Fear of failure stops a lot of people from doing a lot of things. You’d be hard-pressed to find someone who goes out of their way to screw things up or get rejected. Whether it’s a test, a project, or even a quest for romance, putting yourself out there and failing can really hurt, and that can make us reluctant to try in the first place. What we often forget, however, is that failure is a necessary step if we want to succeed. No successful person got to where they are without a few bumps along the way.
Failure can be incredibly useful if we use it as a tool to learn. If you fail a test, you can either feed the self-fulfilling prophecy that you are destined to fail everything you try, or you can use that experience to grow. Could you have prepared more? Was there an angle you didn’t explore the first time around? Did you fully understand what was expected of you? Asking yourself these questions gives you an opportunity to evolve and flourish; being aware of your weaknesses means you can eventually spin them into strengths. These instances of failure can help us become the best versions of ourselves.
Other times, however, we must respond to failure with unwavering self-confidence. Failing doesn’t always mean you need to change; sometimes, you need to keep doing the same thing over and over. There’s a reason we say, ‘if at first you don’t succeed, try, try again’. It might take resilience, but it’s worth it.
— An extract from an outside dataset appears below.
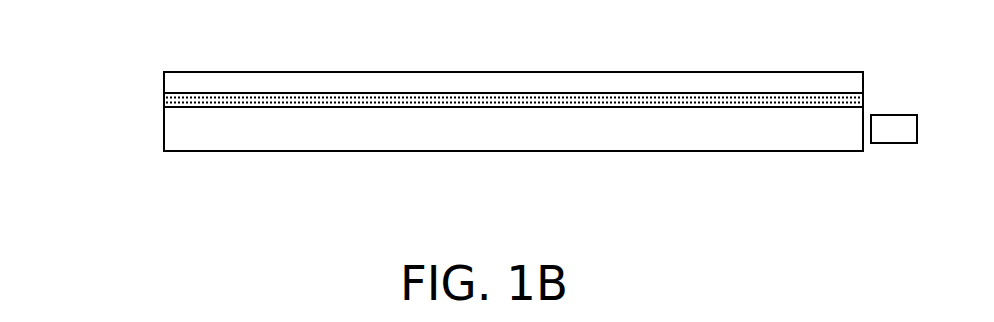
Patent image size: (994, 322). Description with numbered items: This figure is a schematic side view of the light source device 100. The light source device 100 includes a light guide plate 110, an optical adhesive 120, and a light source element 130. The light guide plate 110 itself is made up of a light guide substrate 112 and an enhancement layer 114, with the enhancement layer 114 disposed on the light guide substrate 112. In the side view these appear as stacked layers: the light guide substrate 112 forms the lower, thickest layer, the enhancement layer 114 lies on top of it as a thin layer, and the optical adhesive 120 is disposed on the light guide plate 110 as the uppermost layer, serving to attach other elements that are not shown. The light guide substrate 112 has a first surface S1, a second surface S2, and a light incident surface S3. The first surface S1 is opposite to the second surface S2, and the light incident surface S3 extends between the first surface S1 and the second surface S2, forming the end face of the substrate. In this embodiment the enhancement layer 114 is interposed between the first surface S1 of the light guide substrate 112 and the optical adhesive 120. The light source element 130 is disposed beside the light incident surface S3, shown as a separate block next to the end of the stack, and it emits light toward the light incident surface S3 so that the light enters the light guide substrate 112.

When it comes to succeeding, becoming your own number one supporter is half the battle.
I’ve spent the last year writing a book about sobriety, and only recently sent it off to potential agents. The first rejection sent me spiralling into a self-pitying hole where I was certain I’d never succeed. Funnily enough, though, the more rejections I got, the better I felt. Okay, getting repeatedly rejected might not seem like the journey to becoming a published author, but it is. It seems distant right now, but that doesn’t mean I should give up on what I’ve created. The point is, not everyone’s going to like everything you do, but someone out there might. Believing in yourself will take you far.
In our success-orientated career-driven society, we sometimes forget the importance of the process. Life isn’t all about reaching a particular goal, attaining a certain annual income, or winning employee of the month. As Miley Cyrus said, it’s not about all that stuff, it’s about The Climb. The journey, the climb, the process… that is life. Yes, there’s ‘always gonna be an uphill battle’ and sometimes we’re ‘gonna have to lose’. There’s no way we can get every job we apply for, receive good feedback for every idea we propose, or succeed at every new hobby we take up. Failing is part of the journey, and it can be every bit as good as succeeding.
Why am I telling you this?
Sobriety can feel like an impossible challenge that we are doomed to fail at. But the thing is, like most things, going alcohol-free is not linear. It takes a lot of stop-starting, half-arsing, and failed moderation attempts. Having a month off drinking and then drinking like a fish the month after isn’t a step backward, it’s a step forward. Every aspect of your journey is important — the successes and the so-called failures.
Remember: it's all about the process!